An electric revolution could stretch to public transportation, too. “Electric buses are the ideal candidate to electrify ― they will be a no-brainer for cities to invest in,” said Daniel Cohan, associate professor of civil and environment engineering at Rice University in Houston. Currently only 300 of the more than 65,000 buses in the U.S. are electric, although cities such as New York, L.A. and San Francisco have set deadlines to convert their bus fleets to electric over the next few decades.

“If more cities can team together to get bulk-rate deals, they can play a big role in helping jump-start the wider electric vehicle market,” Cohan said.

But, although there are promising signs, the widespread adoption of electric vehicles remains slow. Consumers are put off by the lack of charging infrastructure and the higher cost of hybrids and electric cars compared with equivalent diesel and gasoline-only vehicles. For now, at least, conventional cars seem cheaper and easier to run.

In any case, replacing one type of car with another will not, on its own, usher in a sustainable society. Environmentalists believe a truly sustainable future demands far fewer vehicles and compelling alternatives to private ownership.

For one thing, mining vast quantities of the lithium and cobalt needed for electric vehicle batteries threatens to create a new kind of environmental problem. And some experts say that electric vehicles won’t crack the pollution problem anyway, as the cars will only be as clean as the energy produced by the U.S., which still predominantly comes from burning fossil fuels.

“To reduce the number of cars on the road, we need to provide people with the opportunity to switch from single-occupancy cars to good alternatives, whether it’s public transit, biking, walking or in making use of carpooling and shared rides,” said the Sierra Club’s Coplon-Newfield.

Commuters cycle in the center of Copenhagen, Denmark, which is frequently voted one of the most bike-friendly cities in the world.
Commuters cycle in the center of Copenhagen, Denmark, which is frequently voted one of the most bike-friendly cities in the world.
LeoPatrizi via Getty Images

When it comes to public transit, however, for several decades U.S. authorities have failed to invest in any extensive new public transit projects. Systems have been left to languish unloved and underfunded while many put their hope in tech companies to solve mobility problems through electric vehicles, even electric scooters.

Mass transit advocates trying to convince the public of its merits have not been helped by the intervention of corporate interests into the debate.

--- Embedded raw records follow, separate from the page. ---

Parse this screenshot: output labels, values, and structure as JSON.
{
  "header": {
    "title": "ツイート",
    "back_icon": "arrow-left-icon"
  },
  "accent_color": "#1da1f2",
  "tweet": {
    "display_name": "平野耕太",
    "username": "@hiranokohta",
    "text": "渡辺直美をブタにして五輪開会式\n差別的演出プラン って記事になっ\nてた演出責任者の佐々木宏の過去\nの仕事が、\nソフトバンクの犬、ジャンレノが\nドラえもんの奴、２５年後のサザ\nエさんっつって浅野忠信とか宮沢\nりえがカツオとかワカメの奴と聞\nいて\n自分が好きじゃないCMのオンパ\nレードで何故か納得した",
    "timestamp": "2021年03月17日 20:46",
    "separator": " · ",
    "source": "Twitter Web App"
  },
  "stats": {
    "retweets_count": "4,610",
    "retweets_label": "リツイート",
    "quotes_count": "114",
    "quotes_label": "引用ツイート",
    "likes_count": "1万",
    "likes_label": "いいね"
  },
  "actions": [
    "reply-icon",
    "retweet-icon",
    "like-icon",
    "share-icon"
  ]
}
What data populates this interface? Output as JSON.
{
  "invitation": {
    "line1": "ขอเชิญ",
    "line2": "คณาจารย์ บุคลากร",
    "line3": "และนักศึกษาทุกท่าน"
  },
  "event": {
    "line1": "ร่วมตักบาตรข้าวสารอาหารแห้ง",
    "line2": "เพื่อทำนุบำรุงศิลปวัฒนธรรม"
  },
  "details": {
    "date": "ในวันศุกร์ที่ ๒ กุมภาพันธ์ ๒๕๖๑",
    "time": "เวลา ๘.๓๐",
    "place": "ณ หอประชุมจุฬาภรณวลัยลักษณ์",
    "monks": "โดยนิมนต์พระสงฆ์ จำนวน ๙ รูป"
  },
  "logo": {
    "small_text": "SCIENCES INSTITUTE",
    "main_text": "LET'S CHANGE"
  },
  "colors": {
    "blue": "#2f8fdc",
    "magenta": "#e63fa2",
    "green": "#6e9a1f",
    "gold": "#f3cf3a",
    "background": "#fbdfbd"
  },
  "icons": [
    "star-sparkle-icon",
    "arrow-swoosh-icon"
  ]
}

The Americans for Prosperity group, for example, funded by conservative billionaires Charles and David Koch, has been waging well-organized political campaigns against rail and bus schemes in Nashville, Phoenix and Little Rock, Arkansas, and in other growing metropolitan areas across the country.

A proposal for a light-rail system and new bus routes in the Tennessee capital was rejected by voters in May after the group successfully portrayed the plan as a waste of taxpayers’ money.

Portland, Oregon-based public transit consultant Jarrett Walker thinks supporters of mass transit must explain the stakes of the debate in much starker terms.

“You have to clearly describe what a no transit project vote means,” Walker explained. “Voters always falsely assume that if they say no, it means everything stays as it is. But in a growing region, that’s false. So a future without the transit project ― more car-dependence, more pollution, congestion, bad health and climate change ― needs to be described clearly in all its horror.”